Pour de nombreuses petites entreprises rentables, une valorisation représentant environ 3 à 5 années de rentabilité normalisée constitue un premier ordre de grandeur. Là encore, ce multiple peut varier selon la stabilité des revenus, le secteur, la dépendance au dirigeant ou les perspectives de croissance.
Un restaurant dépendant fortement de son chef n’aura pas le même profil de risque qu’un commerce bénéficiant d’une équipe autonome et d’une clientèle récurrente.
Le secteur change fortement la valeur
Dans l’hôtellerie-restauration, l’emplacement, le bail commercial et la terrasse peuvent représenter une part importante de la valeur. Pour une boulangerie ou une activité artisanale, l’état du matériel et du laboratoire devient déterminant.
Un commerce de détail sera davantage valorisé selon son emplacement, son passage et sa clientèle. Dans les services B2B, la qualité du portefeuille clients, les contrats récurrents et la faible dépendance au dirigeant peuvent au contraire constituer les principaux actifs.
Il faut également distinguer la vente du fonds de commerce de la cession des titres d’une société, qui implique une analyse plus complète de son actif, de ses dettes et de sa situation fiscale.
Comparer avec le marché réel
Une valorisation théorique doit enfin être confrontée aux prix réellement demandés pour des entreprises comparables. Secteur, département, chiffre d’affaires, résultat, nombre de salariés ou encore raison de la cession permettent d’affiner l’analyse.
Avant de mettre une affaire sur le marché, il peut ainsi être utile d’estimer et vendre son fonds de commerce en confrontant ses données financières aux caractéristiques des entreprises actuellement proposées à la reprise.
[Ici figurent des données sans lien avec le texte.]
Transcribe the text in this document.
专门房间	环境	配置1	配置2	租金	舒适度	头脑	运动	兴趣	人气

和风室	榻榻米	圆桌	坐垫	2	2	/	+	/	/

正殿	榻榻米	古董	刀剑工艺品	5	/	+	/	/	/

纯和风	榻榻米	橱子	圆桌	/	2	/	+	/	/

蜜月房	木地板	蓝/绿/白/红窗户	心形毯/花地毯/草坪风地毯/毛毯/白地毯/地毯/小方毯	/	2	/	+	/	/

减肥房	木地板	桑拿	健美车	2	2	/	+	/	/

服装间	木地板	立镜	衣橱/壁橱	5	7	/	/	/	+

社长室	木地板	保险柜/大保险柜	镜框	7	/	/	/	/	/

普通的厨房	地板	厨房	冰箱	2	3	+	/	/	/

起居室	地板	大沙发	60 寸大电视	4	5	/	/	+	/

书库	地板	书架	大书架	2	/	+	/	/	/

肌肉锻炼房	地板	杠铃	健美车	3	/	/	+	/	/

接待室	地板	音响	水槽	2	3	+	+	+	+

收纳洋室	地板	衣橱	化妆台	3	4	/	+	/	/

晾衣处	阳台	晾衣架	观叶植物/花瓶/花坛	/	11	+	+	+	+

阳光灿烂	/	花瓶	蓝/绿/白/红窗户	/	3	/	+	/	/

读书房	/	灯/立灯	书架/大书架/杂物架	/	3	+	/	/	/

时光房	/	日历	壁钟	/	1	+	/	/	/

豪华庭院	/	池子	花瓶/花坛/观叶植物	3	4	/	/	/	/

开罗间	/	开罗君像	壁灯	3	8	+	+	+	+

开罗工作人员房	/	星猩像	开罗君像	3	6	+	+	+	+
L’objectif n’est pas forcément d’obtenir le prix le plus élevé possible, mais un prix défendable. Une valorisation trop ambitieuse peut bloquer une cession pendant des mois, tandis qu’une estimation argumentée facilite les discussions avec les repreneurs et leurs banques.
En pratique, la meilleure approche consiste donc à croiser chiffre d’affaires, rentabilité, actifs, emplacement et transactions comparables. C’est cette combinaison qui permet d’aboutir à une valeur de marché réaliste.